Elle en était là dans ses réflexions lorsqu’elle fut renversée par une grosse masse poilue qui la plaqua au sol et commença à lui lécher le visage.

  • Zip ! Arrête tout de suite !

Simone se débattait tant bien que mal pour se relever mais l’animal pesait son poids. Enfin, un homme vint le retenir. Le terre-neuve gémissait, presque penaud, et faisait voyager son regard de son maître vers sa jeune victime, d’un air presque entendu. Puis, il se calma et s’allongea auprès d’eux. Le jeune homme, un peu ennuyé par la situation, tendit la main vers Simone qui, enragée, refusa son aide et se retrouva debout, en quelques secondes, à vociférer :

  • Franchement, vous ne pouvez pas garder votre chien attaché au lieu de le laisser bousculer tout le monde !

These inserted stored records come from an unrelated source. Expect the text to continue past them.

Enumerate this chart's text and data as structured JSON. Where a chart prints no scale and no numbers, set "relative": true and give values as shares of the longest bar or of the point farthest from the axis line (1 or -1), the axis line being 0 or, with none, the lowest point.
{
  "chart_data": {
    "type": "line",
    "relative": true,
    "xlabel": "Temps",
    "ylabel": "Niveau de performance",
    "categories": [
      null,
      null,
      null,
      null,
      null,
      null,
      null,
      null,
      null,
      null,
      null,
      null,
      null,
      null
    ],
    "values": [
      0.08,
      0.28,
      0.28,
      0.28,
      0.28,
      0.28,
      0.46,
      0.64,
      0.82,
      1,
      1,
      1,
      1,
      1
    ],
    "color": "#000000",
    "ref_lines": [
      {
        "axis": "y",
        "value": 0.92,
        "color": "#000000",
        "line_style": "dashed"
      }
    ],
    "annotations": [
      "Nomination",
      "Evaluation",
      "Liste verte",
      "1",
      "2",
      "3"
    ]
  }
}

Elle époussetait son combishort et leva des yeux assassins vers l’inconnu. Des boucles épaisses lui cachaient la moitié du front et son regard doré lui alla droit au cœur. Il lui souriait. Elle restait immobile, les bras ballants.

  • Je suis désolé, mon chien est d’habitude très calme. Je ne comprends pas son attitude, ce matin. Il faut dire qu’il est très agité depuis que nous sommes arrivés, hier soir. Et......

L’étranger fixa la jeune femme, interloqué:

  • Mademoiselle, ça va ?

Elle le dévisageait, le regardait de haut en bas puis remarqua la naissance d’un tatouage sur le haut de son bras. Il représentait un arbre de vie dont le feuillage se cachait sous la manche du t-shirt. Son cœur se mit à battre, se pouvait-il que... Non, c’était impossible ! Pas ici, au bas de cette montagne ! Pas comme ça ! Il ne pouvait pas lui ressembler à ce point ! Ces boucles, cette voix, et l’expression de ces yeux ! Bien sûr, ils tiraient plus vers l’orangé et il semblait plus trapu que Jonas, mais ce regard, elle en était convaincue, c’était celui de Jo !

  • Mademoiselle, il vous a fait mal ? Tu vois, Zip ! Tu es méchant ! fit-il en s’adressant au chien qui lui répondit par un jappement.

Simone se ressaisit en un instant.

  • Non, non ne vous inquiétez pas. J’ai juste été surprise, mais rien de grave !

Le jeune homme dévisagea à son tour Simone.

  • Excusez-moi, Mademoiselle, mais, on ne s’est pas déjà vu quelque part ?

Au loin, une petite Renault Twingo passait sur la voie rapide, Toine conduisait prudemment. Un instant, il regarda vers la droite et vit la silhouette de sa sœur au côté d’un homme aux cheveux bouclés, un terre- neuve à leurs pieds. Il continua sa route en riant. Sa mère lui demanda, alors, pourquoi tant de joie après un événement si triste. Il lui répondit juste que la montagne était belle, aujourd’hui. Et en levant les yeux vers le massif, il crut y voir une lueur bleue s’éloigner.